Barb Dutrow (Louisiana State University), Kinnari Atit (Temple University) and Carol Ormand (SERC at Carleton College)
Author Profile

Summary

In this exercise, students use gesture to convey information about mineral cleavage and the relationship between crystal structures and cleavage planes.

Used this activity? Share your experiences and modifications

Learning Goals

After successfully completing this exercise, students will be able to use gesture to convey information about mineral cleavage and the relationship between crystal structures and cleavage planes.

Context for Use

This exercise is intended for use when students are introduced to or are reviewing mineral cleavage and how cleavage depends on bond strengths within the mineral structure.

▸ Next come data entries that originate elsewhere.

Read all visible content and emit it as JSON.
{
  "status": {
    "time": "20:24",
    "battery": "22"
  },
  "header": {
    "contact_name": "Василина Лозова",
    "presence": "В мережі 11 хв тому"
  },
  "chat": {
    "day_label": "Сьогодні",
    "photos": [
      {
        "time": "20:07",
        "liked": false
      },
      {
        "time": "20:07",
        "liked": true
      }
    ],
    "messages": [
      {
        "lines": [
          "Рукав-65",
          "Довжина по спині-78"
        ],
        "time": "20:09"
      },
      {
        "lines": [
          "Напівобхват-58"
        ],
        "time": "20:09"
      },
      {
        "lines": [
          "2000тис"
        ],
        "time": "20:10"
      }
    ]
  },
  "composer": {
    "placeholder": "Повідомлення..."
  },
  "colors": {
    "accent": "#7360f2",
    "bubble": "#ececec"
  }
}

Description and Teaching Materials


Students gesture the orientations of cleavage planes for samples of a number of common minerals. They then do the same for a ball-and-stick model of a silicate mineral of their choice. Each pair (or group) of students needs samples of mica, pyroxene, amphibole, galena or halite, and calcite or gypsum, all of which show good cleavage.

Mineral cleavage exercise (Microsoft Word 41kB May12 15)

Assessment

The instructor walks around the room and verbally quizzes students as they are doing the exercise to assess their understanding.

References and Resources

Goldin-Meadow, Susan (2011). Learning Through Gesture . Wiley Interdisciplinary Reviews: Cognitive Science, v. 2, n. 6, pp. 595–607.

Using Gesture to Support Spatial Thinking highlights the value of gesture in communicating spatial information. It consists of two short exercises, and can be used in preparation for any other exercise in which students will be asked to use gesture to communicate spatial information.